La sentenza n. 135 della Corte Costituzionale, scritta da Franco Modugno e Francesco Viganò, ricorda, in assenza di una legge che regoli la materia, che i requisiti per l’accesso al suicidio assistito restano quelli già stabiliti dalla sentenza n. 242 del 2019.
Quanto al requisito del trattamento di sostegno vitale, la Consulta afferma che il paziente ha il diritto fondamentale di rifiutare ogni trattamento sanitario praticato sul proprio corpo, anche se somministrato da familiari o “caregivers” che si fanno carico dell’assistenza del paziente a casa.
Se queste procedure sono necessarie per le funzioni vitali del paziente, al punto che la loro omissione o interruzione ne determinerebbe la morte in breve tempo, dovranno essere considerate come trattamenti di sostegno vitale e possono essere legittimamente rifiutate dal paziente, che, in questo modo, esercita il diritto di esporsi a un rischio prossimo di morte.
In questo modo, il paziente si trova nella situazione contemplata dalla sentenza n. 242 del 2019, ed è irragionevole il divieto, penalmente sanzionato, di assistenza al suicidio nei suoi confronti.

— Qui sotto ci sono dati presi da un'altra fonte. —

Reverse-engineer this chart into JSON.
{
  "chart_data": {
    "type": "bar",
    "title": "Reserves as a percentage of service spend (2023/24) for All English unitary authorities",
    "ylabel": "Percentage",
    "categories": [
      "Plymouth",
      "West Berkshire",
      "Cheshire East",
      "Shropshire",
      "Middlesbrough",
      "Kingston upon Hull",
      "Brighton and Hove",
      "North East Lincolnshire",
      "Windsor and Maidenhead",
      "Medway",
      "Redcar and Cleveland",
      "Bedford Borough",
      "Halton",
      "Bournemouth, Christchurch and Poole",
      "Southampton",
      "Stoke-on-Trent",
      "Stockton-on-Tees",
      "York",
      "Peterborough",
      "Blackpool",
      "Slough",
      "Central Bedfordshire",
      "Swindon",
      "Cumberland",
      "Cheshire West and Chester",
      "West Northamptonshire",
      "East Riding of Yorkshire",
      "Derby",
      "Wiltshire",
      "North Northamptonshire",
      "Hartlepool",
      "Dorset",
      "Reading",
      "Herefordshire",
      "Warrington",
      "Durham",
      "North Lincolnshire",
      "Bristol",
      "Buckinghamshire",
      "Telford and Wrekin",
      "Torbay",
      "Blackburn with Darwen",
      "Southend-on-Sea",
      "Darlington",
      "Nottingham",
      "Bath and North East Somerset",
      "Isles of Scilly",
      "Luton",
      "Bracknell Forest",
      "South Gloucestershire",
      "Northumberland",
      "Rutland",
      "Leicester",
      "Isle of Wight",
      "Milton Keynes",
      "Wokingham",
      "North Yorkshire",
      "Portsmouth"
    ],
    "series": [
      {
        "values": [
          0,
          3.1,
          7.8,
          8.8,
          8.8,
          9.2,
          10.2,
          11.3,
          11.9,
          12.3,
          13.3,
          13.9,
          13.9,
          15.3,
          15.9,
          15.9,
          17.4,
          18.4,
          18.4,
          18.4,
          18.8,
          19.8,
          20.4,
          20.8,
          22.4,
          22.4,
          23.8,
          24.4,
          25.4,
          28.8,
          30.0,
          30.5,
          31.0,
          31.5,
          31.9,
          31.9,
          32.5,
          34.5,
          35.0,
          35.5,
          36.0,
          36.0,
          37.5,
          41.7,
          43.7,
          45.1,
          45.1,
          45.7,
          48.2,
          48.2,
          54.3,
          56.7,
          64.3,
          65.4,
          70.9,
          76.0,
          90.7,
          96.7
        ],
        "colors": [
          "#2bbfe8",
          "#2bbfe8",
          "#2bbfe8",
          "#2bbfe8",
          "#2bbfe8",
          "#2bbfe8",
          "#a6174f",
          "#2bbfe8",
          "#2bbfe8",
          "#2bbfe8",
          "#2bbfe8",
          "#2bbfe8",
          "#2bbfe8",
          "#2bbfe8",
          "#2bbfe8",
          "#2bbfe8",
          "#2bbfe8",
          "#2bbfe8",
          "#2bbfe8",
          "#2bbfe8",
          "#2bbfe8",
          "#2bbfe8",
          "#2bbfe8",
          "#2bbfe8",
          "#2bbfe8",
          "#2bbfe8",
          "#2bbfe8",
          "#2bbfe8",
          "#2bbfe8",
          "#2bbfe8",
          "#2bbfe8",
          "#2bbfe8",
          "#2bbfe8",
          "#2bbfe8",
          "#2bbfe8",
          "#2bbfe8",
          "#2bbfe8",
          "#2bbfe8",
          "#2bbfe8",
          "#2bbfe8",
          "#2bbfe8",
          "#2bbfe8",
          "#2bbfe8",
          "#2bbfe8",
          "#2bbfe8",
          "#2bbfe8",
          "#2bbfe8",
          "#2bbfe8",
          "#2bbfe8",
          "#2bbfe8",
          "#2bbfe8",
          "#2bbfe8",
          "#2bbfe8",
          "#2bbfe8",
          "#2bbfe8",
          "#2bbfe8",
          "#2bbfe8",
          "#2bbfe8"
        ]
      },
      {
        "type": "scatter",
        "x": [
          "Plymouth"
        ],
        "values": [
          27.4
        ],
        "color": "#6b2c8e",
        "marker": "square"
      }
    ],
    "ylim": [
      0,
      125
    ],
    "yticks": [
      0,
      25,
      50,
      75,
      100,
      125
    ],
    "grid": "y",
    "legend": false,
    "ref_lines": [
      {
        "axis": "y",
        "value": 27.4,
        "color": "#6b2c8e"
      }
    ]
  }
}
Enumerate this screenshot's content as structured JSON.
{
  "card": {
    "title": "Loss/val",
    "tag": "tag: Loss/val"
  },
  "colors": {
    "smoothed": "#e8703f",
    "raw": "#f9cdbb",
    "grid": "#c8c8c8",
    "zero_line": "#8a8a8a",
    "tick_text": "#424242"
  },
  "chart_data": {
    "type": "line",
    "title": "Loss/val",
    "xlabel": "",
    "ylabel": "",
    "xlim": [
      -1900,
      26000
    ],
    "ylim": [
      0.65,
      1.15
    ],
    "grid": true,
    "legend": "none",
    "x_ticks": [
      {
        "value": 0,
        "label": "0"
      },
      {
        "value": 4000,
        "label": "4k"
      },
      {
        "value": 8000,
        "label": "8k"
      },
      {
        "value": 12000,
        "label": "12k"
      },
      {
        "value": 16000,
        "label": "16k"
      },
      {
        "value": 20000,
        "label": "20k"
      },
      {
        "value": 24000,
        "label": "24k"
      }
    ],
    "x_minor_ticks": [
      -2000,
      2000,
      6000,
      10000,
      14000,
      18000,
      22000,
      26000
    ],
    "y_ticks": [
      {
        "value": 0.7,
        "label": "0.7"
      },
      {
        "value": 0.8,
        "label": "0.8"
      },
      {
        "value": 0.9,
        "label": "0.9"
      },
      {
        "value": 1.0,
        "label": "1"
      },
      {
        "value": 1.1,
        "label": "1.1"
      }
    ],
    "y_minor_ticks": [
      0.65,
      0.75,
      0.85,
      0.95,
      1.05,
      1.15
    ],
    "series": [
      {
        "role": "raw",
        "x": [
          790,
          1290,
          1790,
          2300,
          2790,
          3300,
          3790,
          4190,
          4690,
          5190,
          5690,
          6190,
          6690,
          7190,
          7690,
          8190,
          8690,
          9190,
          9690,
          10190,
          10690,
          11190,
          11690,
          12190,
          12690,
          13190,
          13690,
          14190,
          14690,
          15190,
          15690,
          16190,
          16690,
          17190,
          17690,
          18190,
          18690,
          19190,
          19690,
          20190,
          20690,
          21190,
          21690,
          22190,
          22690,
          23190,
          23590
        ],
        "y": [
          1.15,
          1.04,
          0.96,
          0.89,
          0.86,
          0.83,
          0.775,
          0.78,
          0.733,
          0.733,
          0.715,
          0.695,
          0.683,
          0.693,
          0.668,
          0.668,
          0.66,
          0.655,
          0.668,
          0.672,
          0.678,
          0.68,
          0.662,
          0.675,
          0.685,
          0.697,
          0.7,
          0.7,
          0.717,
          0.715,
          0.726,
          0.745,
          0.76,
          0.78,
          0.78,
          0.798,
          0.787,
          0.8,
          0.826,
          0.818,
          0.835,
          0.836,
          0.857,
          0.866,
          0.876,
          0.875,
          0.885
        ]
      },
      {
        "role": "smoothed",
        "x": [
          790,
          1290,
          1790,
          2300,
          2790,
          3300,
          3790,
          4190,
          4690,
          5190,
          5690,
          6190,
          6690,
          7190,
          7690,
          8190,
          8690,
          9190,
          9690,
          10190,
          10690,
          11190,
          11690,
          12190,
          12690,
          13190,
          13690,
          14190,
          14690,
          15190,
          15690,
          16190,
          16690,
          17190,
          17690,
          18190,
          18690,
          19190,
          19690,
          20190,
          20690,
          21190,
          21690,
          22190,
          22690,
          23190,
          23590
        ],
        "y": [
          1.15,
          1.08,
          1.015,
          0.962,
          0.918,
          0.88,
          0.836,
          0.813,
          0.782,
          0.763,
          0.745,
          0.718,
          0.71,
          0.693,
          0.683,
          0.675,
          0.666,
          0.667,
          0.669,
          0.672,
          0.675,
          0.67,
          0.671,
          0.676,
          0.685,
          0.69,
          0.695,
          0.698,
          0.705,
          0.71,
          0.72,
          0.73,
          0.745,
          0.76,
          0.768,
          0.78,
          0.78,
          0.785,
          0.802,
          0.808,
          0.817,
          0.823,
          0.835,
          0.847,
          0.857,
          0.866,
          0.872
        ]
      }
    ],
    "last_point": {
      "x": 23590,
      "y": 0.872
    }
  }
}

I giudici confermano che «deve essere ribadito come l’accertamento della condizione della dipendenza del paziente da trattamenti di sostegno vitale, nel senso ora precisato, debba essere condotto, unitariamente, assieme a quello di tutti gli altri requisiti».
Dalla Corte arriva poi, in conclusione, una forte sollecitazione all’accesso alle cure palliative su tutto il territorio nazionale, anche per i pazienti che si trovano in tali condizioni da essere ammessi al suicidio assistito.